Closed (fixed)
Project:
Drupal core
Version:
4.6.3
Component:
database system
Priority:
Normal
Category:
Bug report
Assigned:
Unassigned
Reporter:
Anonymous (not verified)
Created:
17 Jan 2005 at 21:39 UTC
Updated:
22 Aug 2006 at 18:39 UTC
Drupal isn't setting the connection character set when creating and using a MySQL 4.1 database. Because all of Drupal is UTF-8, it should do "SET CHARACTER SET utf8" at the begining of each MySQL connection, if it detects that it's connecting to a MySQL 4.1 database. Also we need to instruct users to make the database with CREATE DATABASE drupal CHARACTER SET utf8.
Comments
Comment #1
jvandyk commentedThis still applies to cvs. INSTALL.txt and database.mysql.inc do not reflect these changes.
Comment #2
damien tournoud commentedUntil all the modules use utf8-compliant functions, we need to use "binary" collation on several columns, at least in tables "cache" and "search_*". That's because in a utf8 connection, not all character strings are valid.
Until this is fixed, it's probably better to use a latin1 charset connection, and to modifiy the database creation script to use "latin1" collation.
Comment #3
morbus iffdamz: are those two the only tables that "matter"?
Besides the connection string that anonymous mentions (of which I know little about it), we can convert the default encoding of the database and tables using the following commands in MySQL 4.1.
More talk about this issue here: http://www.cesspit.net/drupal/node/897.
Since this particular bug can corrupt backups, I'm setting it to critical. A broken backup is very very bad.
Comment #4
morbus iffChanging back to normal.

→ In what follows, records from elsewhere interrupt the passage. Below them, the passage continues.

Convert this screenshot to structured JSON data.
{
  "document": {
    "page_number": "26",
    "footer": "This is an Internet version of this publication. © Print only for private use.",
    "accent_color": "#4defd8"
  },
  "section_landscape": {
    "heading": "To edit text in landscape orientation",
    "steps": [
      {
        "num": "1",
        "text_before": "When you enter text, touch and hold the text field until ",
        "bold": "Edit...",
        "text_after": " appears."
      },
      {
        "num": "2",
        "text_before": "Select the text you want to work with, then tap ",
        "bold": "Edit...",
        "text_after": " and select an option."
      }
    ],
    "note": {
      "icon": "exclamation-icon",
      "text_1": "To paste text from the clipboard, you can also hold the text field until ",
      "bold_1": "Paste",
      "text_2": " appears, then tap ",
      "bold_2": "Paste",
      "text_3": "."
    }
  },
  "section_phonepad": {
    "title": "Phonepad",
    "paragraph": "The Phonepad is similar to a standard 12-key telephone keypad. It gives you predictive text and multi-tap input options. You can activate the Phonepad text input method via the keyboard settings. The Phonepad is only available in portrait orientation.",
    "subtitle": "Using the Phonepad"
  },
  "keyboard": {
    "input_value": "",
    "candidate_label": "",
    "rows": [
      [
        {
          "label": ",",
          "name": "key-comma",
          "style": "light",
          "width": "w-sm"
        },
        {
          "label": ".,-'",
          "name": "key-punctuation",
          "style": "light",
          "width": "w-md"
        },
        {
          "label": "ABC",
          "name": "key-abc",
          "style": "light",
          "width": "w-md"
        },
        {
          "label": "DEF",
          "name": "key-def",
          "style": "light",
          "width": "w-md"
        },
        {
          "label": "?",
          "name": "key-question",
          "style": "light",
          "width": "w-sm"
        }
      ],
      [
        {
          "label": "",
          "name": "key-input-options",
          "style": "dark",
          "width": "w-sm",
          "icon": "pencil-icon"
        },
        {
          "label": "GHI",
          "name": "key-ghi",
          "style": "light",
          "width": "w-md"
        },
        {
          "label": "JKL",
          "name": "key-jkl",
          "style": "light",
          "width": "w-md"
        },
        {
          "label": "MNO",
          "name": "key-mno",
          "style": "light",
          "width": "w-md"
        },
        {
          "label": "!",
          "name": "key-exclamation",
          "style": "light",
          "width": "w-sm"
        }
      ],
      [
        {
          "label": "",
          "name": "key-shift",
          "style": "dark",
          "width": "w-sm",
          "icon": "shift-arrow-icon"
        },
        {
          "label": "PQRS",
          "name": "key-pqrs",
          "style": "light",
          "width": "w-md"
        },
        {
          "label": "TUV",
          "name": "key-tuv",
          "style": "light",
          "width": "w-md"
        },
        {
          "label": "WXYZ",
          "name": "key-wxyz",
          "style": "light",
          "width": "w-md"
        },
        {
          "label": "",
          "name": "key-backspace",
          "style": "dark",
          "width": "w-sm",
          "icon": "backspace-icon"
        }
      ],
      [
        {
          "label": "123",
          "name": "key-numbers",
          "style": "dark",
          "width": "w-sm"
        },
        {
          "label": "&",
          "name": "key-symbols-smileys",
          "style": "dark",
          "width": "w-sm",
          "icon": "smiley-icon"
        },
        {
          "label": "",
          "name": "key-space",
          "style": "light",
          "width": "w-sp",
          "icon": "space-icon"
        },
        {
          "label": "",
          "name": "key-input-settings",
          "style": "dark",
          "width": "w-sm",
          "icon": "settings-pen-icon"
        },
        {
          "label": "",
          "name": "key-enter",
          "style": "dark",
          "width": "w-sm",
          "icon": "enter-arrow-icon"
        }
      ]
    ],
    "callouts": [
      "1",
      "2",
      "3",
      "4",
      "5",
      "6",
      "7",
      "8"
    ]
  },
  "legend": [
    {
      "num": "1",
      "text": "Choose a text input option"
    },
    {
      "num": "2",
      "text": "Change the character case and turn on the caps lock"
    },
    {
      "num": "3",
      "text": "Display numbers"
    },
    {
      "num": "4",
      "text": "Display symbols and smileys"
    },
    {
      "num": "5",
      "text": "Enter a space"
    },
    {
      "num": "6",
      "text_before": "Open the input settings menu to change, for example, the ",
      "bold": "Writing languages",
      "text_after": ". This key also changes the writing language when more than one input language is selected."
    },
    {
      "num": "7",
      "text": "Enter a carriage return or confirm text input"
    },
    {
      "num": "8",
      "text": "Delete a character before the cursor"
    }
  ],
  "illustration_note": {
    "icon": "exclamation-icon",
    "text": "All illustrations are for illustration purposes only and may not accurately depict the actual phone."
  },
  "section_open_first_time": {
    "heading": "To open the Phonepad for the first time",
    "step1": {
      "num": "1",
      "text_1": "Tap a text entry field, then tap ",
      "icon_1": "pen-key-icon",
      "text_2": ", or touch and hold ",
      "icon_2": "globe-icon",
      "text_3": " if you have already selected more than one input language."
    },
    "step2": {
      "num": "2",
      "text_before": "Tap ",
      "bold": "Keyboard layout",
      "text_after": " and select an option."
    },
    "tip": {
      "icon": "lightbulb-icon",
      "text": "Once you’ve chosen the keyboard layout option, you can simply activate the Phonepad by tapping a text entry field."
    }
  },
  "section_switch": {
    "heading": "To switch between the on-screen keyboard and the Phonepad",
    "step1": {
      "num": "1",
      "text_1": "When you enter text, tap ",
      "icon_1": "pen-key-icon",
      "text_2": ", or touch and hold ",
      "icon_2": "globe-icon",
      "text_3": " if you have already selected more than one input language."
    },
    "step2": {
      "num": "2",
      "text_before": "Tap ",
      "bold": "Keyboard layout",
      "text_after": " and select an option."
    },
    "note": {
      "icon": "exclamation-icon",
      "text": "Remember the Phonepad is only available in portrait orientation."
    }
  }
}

Further testing is needed.
Comment #5
jozef commentedHere are results of my experiment, but i am drupal newbie, correct me if i am wrong
1. My ISP has MySQL 4.1 set to default values:
collation_database=cp1250_general_ci
collation_server=cp1250_general_ci
character_set_database=cp1250
character_set_server=cp1250
2. I can say Drupal 4.6.3 works with slovak language, but
3. cron.php completes successfully but the search_ tables are empty, therefore search module does not work.
4. trip_search works good, as well with slovak characters
5. ALTER DATABASE database CHARACTER SET utf8 COLLATE utf8_general_ci;
solved the cron troubles, but
6. it is no more possible input slovak characters into content (page, story, ...)
7. RESUME: i will use 8bit encoding and trip_search with MySQL 4.1
Comment #6
magico commentedI agree with #4 and because nobody else complained about this particular problem I'm closing it.
It's critical to have an usable and recoverable database, but it seems it was one person case.